Oil Price Fundamental Daily Forecast – Bearish Factors Piling Up

Moving forward, we have to consider several factors. Firstly, if the new list of tariffs on China are eventually imposed then China could turnaround and tax U.S. oil. Secondly, the recent rally was being supported partly from a drop in Libyan output. If Libyan production can get back to its high then this will take care of some of the spare capacity concerns. Thirdly, the new unknown is how much oil will the possible relaxation of U.S. sanctions on Iranian crude exports bring into the markets? Finally, we have to continue to expect production from Saudi Arabia, Russia and the U.S. to rise.
James Hyerczyk
Crude Oil
Crude Oil

U.S. West Texas Intermediate and international-benchmark Brent crude oil futures plunged on Wednesday on worries that escalating trade tensions between the United States and China could hurt oil demand, and news that Libya would reopen its ports raised expectations of growing supply.

On Wednesday, September WTI crude oil futures settled at $68.86, down $3.70 or -5.37% and September Brent crude oil futures finished the session at $73.40, down $5.46 or -7.44%.

On Thursday at 1106 GMT, September WTI crude oil is trading $69.46, up $0.60 or +0.87% and September Brent crude oil is at $74.21, up $0.81 or +1.10%. Most of the price action is being fueled by profit-taking and short-covering as yesterday’s steep sell-off may have been overdone.

Wednesday’s Recap

The markets were under pressure before the regular session opening on Wednesday in reaction to the release of a new list of tariffs on China by the United States. This raised the possibility that China would retaliate by slapping a tariff on imports of U.S. crude oil. This action would substantially weaken demand for U.S. WTI crude oil.

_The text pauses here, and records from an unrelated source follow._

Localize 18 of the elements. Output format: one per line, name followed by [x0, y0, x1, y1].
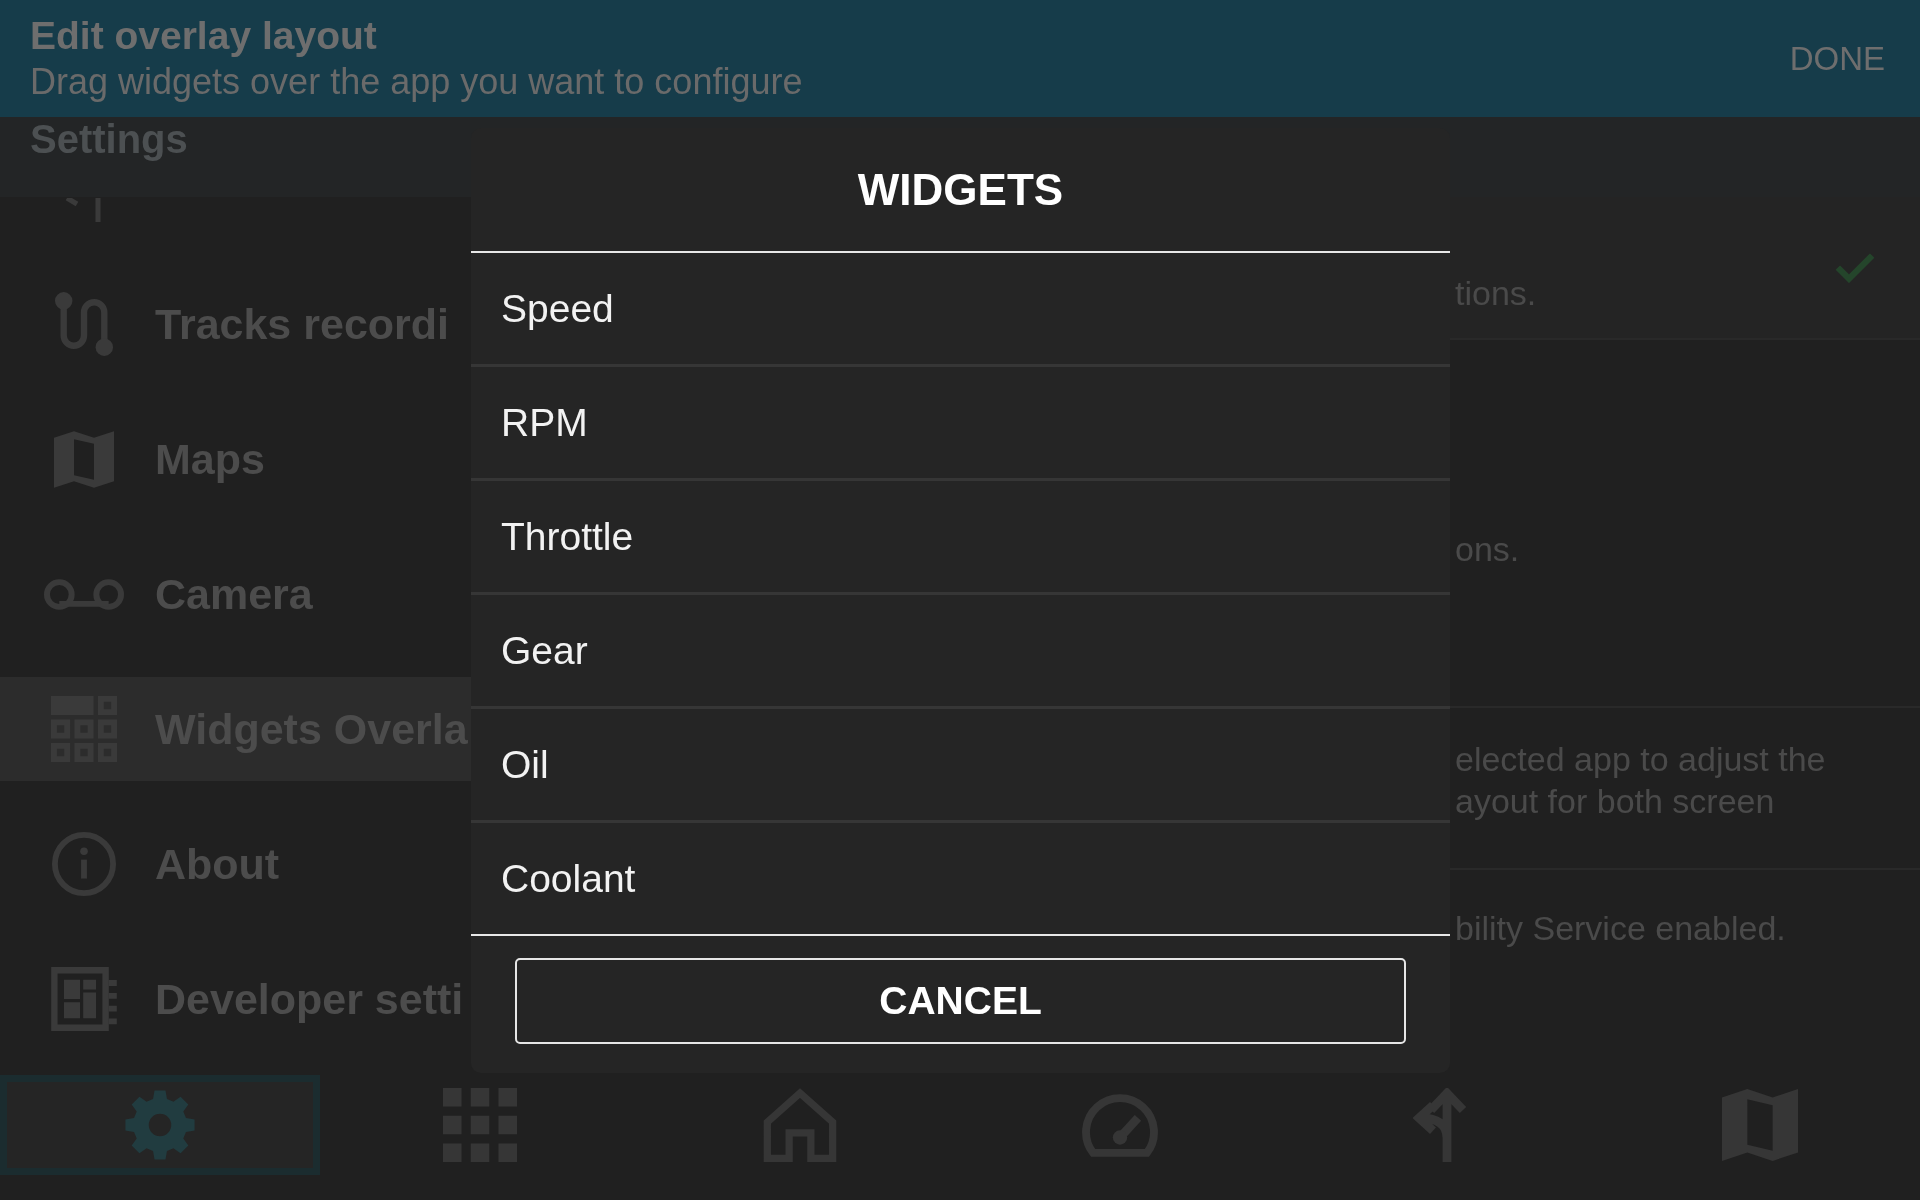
- map-icon: [54, 430, 114, 488]
- bar-title: Edit overlay layout: [30, 14, 377, 58]
- widget-option[interactable]: Throttle: [471, 481, 1450, 595]
- dialog-title: WIDGETS: [857, 163, 1064, 216]
- dashboard-icon: [51, 967, 117, 1031]
- widget-option[interactable]: Coolant: [471, 823, 1450, 934]
- cancel-button[interactable]: CANCEL: [515, 958, 1406, 1044]
- widget-option[interactable]: Gear: [471, 595, 1450, 709]
- widget-option[interactable]: RPM: [471, 367, 1450, 481]
- gear-icon: [125, 1090, 195, 1160]
- bar-subtitle: Drag widgets over the app you want to configure: [30, 61, 803, 103]
- arrow-icon: [65, 198, 103, 222]
- widget-option[interactable]: Oil: [471, 709, 1450, 823]
- voicemail-icon: [44, 578, 124, 610]
- widget-option[interactable]: Speed: [471, 253, 1450, 367]
- info-icon: [52, 832, 116, 896]
- nav-tab[interactable]: [0, 1075, 320, 1175]
- route-icon: [55, 292, 113, 356]
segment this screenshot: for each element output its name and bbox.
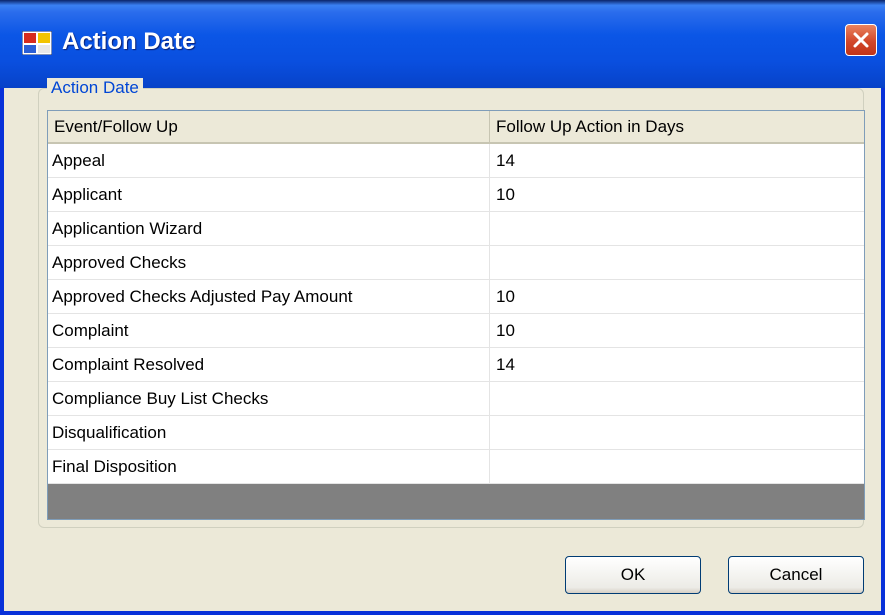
event-cell[interactable]: Applicant [48,178,490,211]
days-cell[interactable] [490,416,864,449]
table-row[interactable]: Appeal 14 [48,144,864,178]
close-icon [853,32,869,48]
close-button[interactable] [845,24,877,56]
window-title: Action Date [62,28,196,55]
days-cell[interactable] [490,246,864,279]
table-row[interactable]: Applicantion Wizard [48,212,864,246]
table-row[interactable]: Applicant 10 [48,178,864,212]
cancel-button[interactable]: Cancel [728,556,864,594]
table-row[interactable]: Compliance Buy List Checks [48,382,864,416]
event-cell[interactable]: Appeal [48,144,490,177]
days-cell[interactable]: 10 [490,178,864,211]
event-cell[interactable]: Disqualification [48,416,490,449]
table-row[interactable]: Final Disposition [48,450,864,484]
days-cell[interactable] [490,212,864,245]
event-cell[interactable]: Complaint Resolved [48,348,490,381]
table-row[interactable]: Approved Checks [48,246,864,280]
event-cell[interactable]: Approved Checks [48,246,490,279]
grid-rows: Appeal 14 Applicant 10 Applicantion Wiza… [48,144,864,484]
event-cell[interactable]: Complaint [48,314,490,347]
app-window-icon [21,30,53,56]
days-cell[interactable]: 10 [490,314,864,347]
days-cell[interactable]: 10 [490,280,864,313]
event-cell[interactable]: Approved Checks Adjusted Pay Amount [48,280,490,313]
days-cell[interactable] [490,450,864,483]
event-cell[interactable]: Applicantion Wizard [48,212,490,245]
action-date-grid[interactable]: Event/Follow Up Follow Up Action in Days… [47,110,865,520]
ok-button[interactable]: OK [565,556,701,594]
event-cell[interactable]: Compliance Buy List Checks [48,382,490,415]
table-row[interactable]: Disqualification [48,416,864,450]
days-cell[interactable]: 14 [490,348,864,381]
table-row[interactable]: Complaint Resolved 14 [48,348,864,382]
groupbox-legend: Action Date [47,78,143,98]
event-cell[interactable]: Final Disposition [48,450,490,483]
days-cell[interactable] [490,382,864,415]
days-cell[interactable]: 14 [490,144,864,177]
column-header-event[interactable]: Event/Follow Up [48,111,490,142]
column-header-days[interactable]: Follow Up Action in Days [490,111,864,142]
table-row[interactable]: Approved Checks Adjusted Pay Amount 10 [48,280,864,314]
title-bar[interactable]: Action Date [0,0,885,88]
action-date-dialog: Action Date Action Date Event/Follow Up … [0,0,885,615]
table-row[interactable]: Complaint 10 [48,314,864,348]
grid-header: Event/Follow Up Follow Up Action in Days [48,111,864,144]
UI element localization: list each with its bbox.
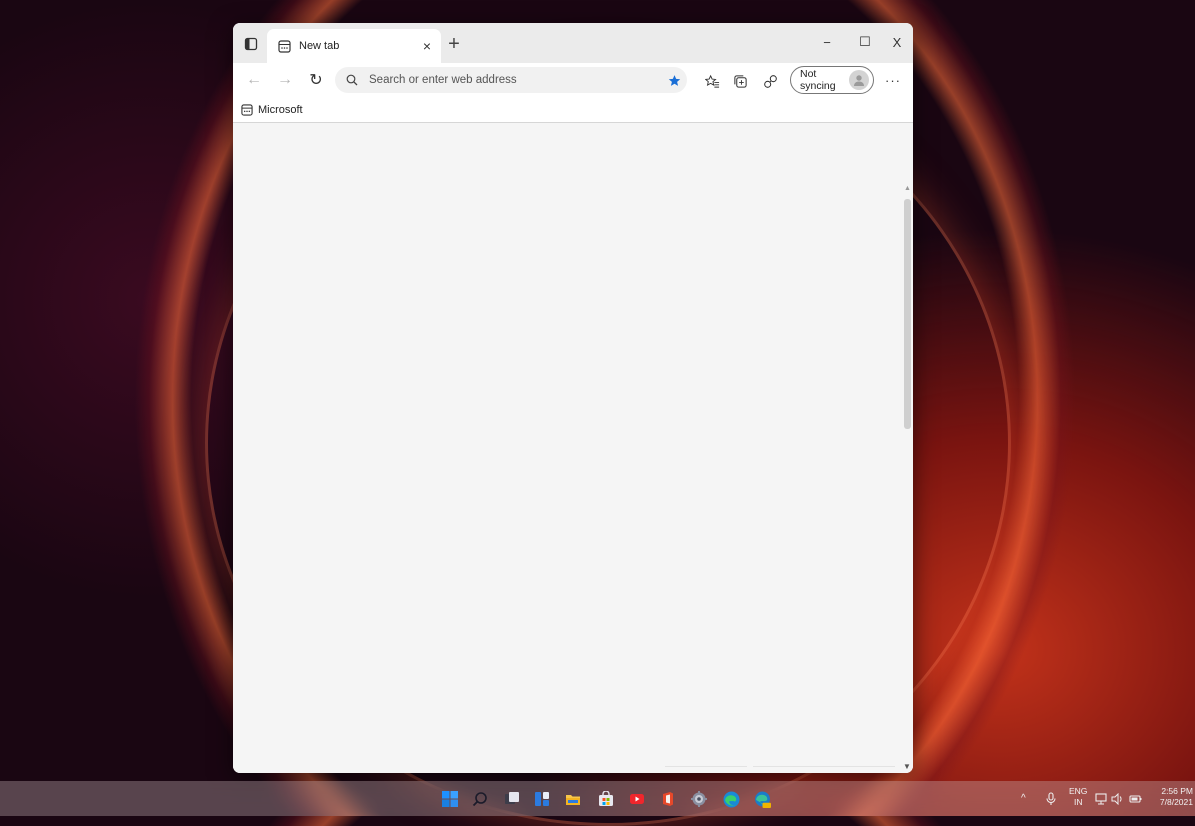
clock-time: 2:56 PM: [1161, 786, 1193, 796]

Prices were further pressured after U.S. Secretary of State Mike Pompeo said on Tuesday that Washington would consider requests from some countries to be exempt from sanctions due to go into effect in November to prevent Iran from exporting oil.

Washington had previously said countries must halt all imports of Iranian oil from November 4 or face U.S. financial restrictions, with no exemptions. So the Pompeo announcement came as a surprise for those holding long futures contracts.

The first two events set the table for the steep sell-off, which was triggered after Tripoli-based Libya National Corp. said four export terminals were being reopened after eastern factions handed over the ports, ending a standoff that had shut down most of Libya’s oil output.

In other news, the U.S. Energy Information Administration said on Wednesday that U.S. crude stockpiles fell by 12.6 million barrels during the week-ending July 6. This was the biggest price slide in nearly two years.

Additionally, a report showed Saudi Arabia hiked its oil output in June to the highest level since the end of 2016, as it aims to cool the market after crude prices recently rose to 3-1/2-year highs.

Forecast

Moving forward, we have to consider several factors. Firstly, if the new list of tariffs on China are eventually imposed then China could turnaround and tax U.S. oil. This could have an impact on global growth and demand.

Secondly, the recent rally was being supported partly from a drop in Libyan output. Reports show that production fell to 527,000 barrels per day (bpd) from a high of 1.28 million bpd in February following the port closures. If Libyan production can get back to its high then this will take care of some of the spare capacity concerns.

Thirdly, the new unknown is how much oil will the possible relaxation of U.S. sanctions on Iranian crude exports bring into the markets?

Finally, we have to continue to expect production from Saudi Arabia, Russia and the U.S. to rise. Additionally, at some time in the near future, the Canadian pipeline problem will be fixed and the supply disruption over. This will bring additional crude to the market.

According to the September WTI chart, the trend is down according to the daily chart, putting the market in a position to test $67.99 to $66.81. Trader reaction to this zone will tell us if the buying or selling is greater at current price levels.